Educating Mind, Body and Spirit

Educating Mind, Body and Spirit
Author: Helen Glew
Publisher:
Total Pages: 276
Release: 2013
Genre:
ISBN: 9781857571172

Download Educating Mind, Body and Spirit Book in PDF, ePub and Kindle


Education and the Body in Europe (1900-1950)

Education and the Body in Europe (1900-1950)
Author: Simonetta Polenghi
Publisher: Peter Lang Gmbh, Internationaler Verlag Der Wissenschaften
Total Pages: 268
Release: 2020-12-21
Genre:
ISBN: 9783631835647

Download Education and the Body in Europe (1900-1950) Book in PDF, ePub and Kindle

The public dimension of the body became paramount in the first half of the 20th century, when the image of the modern man, with his virile stereotypes, became a cliché, in strict connection with nation building first and totalitarian ideologies later. Yet, different cultural and educational trends advocated for life reform and liberation of the body. Both the metaphorical and the material body were invested by cultural, religious, political and educational theories and practices with strong links and similarities but also national differences. Thanks to an international scholarly work about body education in ten European countries, this volume allows a wide comparative analysis about life reform; physical education and sport; children's bodies, emotions, hygiene and (ab)normality.

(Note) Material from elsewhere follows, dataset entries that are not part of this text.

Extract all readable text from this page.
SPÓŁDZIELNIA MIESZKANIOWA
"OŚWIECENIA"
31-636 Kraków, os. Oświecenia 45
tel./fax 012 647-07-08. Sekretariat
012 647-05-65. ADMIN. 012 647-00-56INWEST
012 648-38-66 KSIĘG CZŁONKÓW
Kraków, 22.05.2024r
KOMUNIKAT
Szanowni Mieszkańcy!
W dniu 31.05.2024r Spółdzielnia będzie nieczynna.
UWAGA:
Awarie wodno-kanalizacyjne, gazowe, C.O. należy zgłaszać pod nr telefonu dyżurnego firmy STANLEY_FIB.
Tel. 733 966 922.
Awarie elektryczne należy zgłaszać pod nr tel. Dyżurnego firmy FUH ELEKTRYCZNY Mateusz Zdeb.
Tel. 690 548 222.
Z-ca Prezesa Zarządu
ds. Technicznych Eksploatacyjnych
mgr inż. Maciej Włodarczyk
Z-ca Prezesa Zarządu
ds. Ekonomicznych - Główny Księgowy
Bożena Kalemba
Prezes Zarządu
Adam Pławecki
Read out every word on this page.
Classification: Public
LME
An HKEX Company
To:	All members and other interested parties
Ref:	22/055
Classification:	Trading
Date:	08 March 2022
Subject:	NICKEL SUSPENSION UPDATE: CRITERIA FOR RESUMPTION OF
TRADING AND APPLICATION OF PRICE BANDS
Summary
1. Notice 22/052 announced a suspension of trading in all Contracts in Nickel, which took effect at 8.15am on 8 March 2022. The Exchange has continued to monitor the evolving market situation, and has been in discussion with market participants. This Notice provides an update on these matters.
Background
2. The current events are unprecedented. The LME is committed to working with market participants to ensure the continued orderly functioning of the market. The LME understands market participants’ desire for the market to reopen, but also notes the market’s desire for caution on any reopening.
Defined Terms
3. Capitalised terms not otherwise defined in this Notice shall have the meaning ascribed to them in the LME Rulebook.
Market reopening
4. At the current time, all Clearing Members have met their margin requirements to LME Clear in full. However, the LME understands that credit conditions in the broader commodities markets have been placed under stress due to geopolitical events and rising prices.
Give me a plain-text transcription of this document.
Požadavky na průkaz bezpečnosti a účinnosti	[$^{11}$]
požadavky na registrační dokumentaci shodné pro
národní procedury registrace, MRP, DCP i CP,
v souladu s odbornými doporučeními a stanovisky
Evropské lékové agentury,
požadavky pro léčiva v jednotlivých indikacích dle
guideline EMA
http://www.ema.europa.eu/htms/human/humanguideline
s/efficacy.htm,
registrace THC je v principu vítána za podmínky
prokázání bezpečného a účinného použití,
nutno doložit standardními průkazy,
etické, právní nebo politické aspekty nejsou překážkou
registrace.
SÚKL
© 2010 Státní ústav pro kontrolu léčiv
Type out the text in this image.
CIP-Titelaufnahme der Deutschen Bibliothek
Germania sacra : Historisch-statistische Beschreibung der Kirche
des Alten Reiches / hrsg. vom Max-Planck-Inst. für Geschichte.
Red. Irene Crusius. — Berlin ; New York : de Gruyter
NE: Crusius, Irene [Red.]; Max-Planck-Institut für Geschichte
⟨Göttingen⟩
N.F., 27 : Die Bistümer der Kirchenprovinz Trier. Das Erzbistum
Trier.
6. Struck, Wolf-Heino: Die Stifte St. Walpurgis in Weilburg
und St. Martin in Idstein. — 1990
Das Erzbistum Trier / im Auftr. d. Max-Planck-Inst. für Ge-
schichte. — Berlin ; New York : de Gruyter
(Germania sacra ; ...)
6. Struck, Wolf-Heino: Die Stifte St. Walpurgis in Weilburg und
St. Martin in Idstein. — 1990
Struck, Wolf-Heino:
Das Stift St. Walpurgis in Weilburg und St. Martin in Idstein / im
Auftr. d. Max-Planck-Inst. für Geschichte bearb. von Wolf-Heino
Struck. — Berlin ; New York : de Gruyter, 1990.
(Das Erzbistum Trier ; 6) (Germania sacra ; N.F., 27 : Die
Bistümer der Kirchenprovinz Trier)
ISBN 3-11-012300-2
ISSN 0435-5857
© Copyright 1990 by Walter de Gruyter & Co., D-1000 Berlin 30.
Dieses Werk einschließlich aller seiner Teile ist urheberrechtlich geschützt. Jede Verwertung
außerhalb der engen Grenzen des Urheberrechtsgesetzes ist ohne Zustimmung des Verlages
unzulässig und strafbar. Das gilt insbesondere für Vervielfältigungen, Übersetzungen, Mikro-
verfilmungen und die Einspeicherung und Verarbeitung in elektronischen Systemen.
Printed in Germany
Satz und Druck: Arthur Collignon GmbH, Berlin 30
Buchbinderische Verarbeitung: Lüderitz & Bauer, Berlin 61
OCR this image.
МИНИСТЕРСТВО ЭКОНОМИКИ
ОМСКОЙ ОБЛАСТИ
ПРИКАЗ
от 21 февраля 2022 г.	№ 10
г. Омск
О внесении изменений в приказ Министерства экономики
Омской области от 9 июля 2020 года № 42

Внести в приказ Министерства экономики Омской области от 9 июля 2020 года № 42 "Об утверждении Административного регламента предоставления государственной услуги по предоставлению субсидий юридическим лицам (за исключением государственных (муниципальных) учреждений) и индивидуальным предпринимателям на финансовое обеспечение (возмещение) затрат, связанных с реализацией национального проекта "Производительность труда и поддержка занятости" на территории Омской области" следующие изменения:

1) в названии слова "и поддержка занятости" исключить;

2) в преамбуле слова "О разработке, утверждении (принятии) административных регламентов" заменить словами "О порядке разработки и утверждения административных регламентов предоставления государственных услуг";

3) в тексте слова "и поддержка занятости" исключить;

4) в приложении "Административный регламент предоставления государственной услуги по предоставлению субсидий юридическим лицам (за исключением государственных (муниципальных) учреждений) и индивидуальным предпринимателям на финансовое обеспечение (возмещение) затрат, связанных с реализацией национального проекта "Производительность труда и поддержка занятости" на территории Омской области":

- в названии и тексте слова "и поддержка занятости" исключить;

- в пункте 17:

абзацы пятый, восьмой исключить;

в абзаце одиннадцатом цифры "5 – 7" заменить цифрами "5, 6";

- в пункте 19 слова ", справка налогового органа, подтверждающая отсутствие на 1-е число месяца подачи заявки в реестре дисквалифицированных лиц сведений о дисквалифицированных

A History of Navajo Nation Education

A History of Navajo Nation Education
Author: Wendy Shelly Greyeyes
Publisher: University of Arizona Press
Total Pages: 273
Release: 2022-03-01
Genre: Social Science
ISBN: 0816545308

Download A History of Navajo Nation Education Book in PDF, ePub and Kindle

A History of Navajo Nation Education: Disentangling Our Sovereign Body unravels the tangle of federal and state education programs that have been imposed on Navajo people and illuminates the ongoing efforts by tribal communities to transfer state authority over Diné education to the Navajo Nation. On the heels of the fiftieth anniversary of the founding of the Department of Diné Education, this important education history explains how the current Navajo educational system is a complex terrain of power relationships, competing agendas, and jurisdictional battles influenced by colonial pressures and tribal resistance. An iron grip of colonial domination over Navajo education remains, thus inhibiting a unified path toward educational sovereignty. In providing the historical roots to today’s challenges, Wendy Shelly Greyeyes clears the path and provides a go-to reference to move discussions forward.